L’investissement étranger soutient notre croissance
Les partenaires de l’ASEAN, dont la Thaïlande, demeurent de grands investisseurs. Les autorisations d’investissements étrangers au Cambodge ont bondi de 88 % pour atteindre 6,7 milliards USD au cours des sept premiers mois de 2025. Les capitaux thaïlandais financent des emplois dans l’agroalimentaire, l’agriculture, l’hôtellerie et l’industrie manufacturière. Un boycott enverrait un signal d’instabilité susceptible de dissuader de nouveaux projets, affaiblissant notre capacité à nous tenir debout.
Les chiffres parlent d’eux-mêmes
Si les arrivées de touristes thaïlandais baissent de seulement 10 % (environ 206 000 visiteurs) par rapport aux 2,06 millions attendus en 2025, le Cambodge perdrait environ 105 millions USD de recettes touristiques. Une baisse de 20 % représenterait 210 millions USD de manque à gagner, soit un revenu vital pour nos hôtels, chauffeurs, agriculteurs et fournisseurs.
Nous avons déjà connu cela
En 1997, lorsque l’aéroport de Phnom Penh a fermé lors du conflit politique et que la plupart des compagnies aériennes ont suspendu leurs vols, Bangkok Airways a continué à desservir le pays, maintenant notre connexion avec le reste du monde à un moment crucial.

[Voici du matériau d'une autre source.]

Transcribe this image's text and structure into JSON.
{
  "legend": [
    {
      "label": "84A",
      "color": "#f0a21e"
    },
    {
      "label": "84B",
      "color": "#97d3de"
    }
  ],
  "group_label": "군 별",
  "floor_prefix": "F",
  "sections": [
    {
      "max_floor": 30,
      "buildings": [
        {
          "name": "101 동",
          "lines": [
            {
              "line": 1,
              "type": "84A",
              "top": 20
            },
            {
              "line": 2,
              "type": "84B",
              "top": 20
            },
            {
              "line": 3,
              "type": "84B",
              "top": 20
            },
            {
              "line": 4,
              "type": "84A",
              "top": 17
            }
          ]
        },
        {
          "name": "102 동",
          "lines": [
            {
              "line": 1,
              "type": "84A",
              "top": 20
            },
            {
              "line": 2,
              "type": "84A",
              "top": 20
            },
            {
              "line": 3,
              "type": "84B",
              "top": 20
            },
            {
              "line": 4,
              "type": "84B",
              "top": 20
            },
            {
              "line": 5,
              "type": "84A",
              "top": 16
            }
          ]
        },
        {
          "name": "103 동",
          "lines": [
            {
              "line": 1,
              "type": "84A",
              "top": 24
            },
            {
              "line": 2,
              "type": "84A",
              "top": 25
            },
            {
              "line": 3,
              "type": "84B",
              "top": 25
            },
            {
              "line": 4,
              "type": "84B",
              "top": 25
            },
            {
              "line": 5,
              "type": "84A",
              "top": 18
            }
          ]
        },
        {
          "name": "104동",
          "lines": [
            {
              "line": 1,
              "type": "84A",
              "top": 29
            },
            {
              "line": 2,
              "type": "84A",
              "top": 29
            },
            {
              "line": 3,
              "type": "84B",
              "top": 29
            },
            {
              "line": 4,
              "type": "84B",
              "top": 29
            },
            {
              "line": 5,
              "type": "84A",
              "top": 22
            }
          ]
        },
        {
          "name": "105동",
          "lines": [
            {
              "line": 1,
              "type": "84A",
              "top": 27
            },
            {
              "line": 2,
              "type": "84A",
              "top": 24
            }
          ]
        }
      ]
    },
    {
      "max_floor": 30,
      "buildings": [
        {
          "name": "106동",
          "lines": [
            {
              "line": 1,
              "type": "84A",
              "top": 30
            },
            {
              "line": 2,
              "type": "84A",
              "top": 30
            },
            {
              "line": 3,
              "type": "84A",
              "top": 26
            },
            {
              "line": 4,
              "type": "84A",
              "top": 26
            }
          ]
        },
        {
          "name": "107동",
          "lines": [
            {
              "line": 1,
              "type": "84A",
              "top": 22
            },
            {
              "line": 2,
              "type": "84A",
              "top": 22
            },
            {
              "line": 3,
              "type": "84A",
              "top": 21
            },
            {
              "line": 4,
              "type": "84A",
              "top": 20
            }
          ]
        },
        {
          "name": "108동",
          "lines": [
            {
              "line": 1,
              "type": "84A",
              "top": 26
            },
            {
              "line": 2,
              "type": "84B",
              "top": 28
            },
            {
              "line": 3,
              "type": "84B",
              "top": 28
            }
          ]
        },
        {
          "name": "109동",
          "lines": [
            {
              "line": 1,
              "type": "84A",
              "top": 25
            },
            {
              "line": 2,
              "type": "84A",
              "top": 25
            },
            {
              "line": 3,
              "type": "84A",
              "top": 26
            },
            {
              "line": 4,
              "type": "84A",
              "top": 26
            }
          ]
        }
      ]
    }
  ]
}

Le patriotisme, c’est construire, pas détruire
Certains diront que le sacrifice économique vaut la peine pour préserver la souveraineté à long terme. Mais dans ce cas précis, ce sacrifice n’atteindra pas cet objectif, car la Thaïlande peut remplacer plus facilement ses clients cambodgiens que nous ne pouvons remplacer nos emplois, nos échanges et nos investissements perdus. La véritable souveraineté se renforce grâce à la résilience économique.
Une économie solide nous donne les moyens de défendre nos frontières, d’investir dans notre armée et de protéger notre patrimoine culturel, de Preah Vihear à chaque région du pays.
Une meilleure voie à suivre
Nous pouvons défendre la dignité du Cambodge sans fragiliser notre économie : par une diplomatie ciblée, la promotion de la consommation de produits fabriqués au Cambodge et des réformes qui renforcent notre compétitivité. Le Cambodge peut invoquer le mécanisme de règlement des différends du Traité d’amitié et de coopération de l’ASEAN, utiliser le sommet de l’ASEAN pour mobiliser un soutien régional et, si nécessaire, porter l’affaire devant les instances des Nations Unies. Ces actions envoient un message clair, protègent les emplois et préservent notre avenir.
Sources : Ministère du Tourisme du Cambodge (2025), Ministère du Commerce (2024–2025) et Conseil pour le Développement du Cambodge (2025).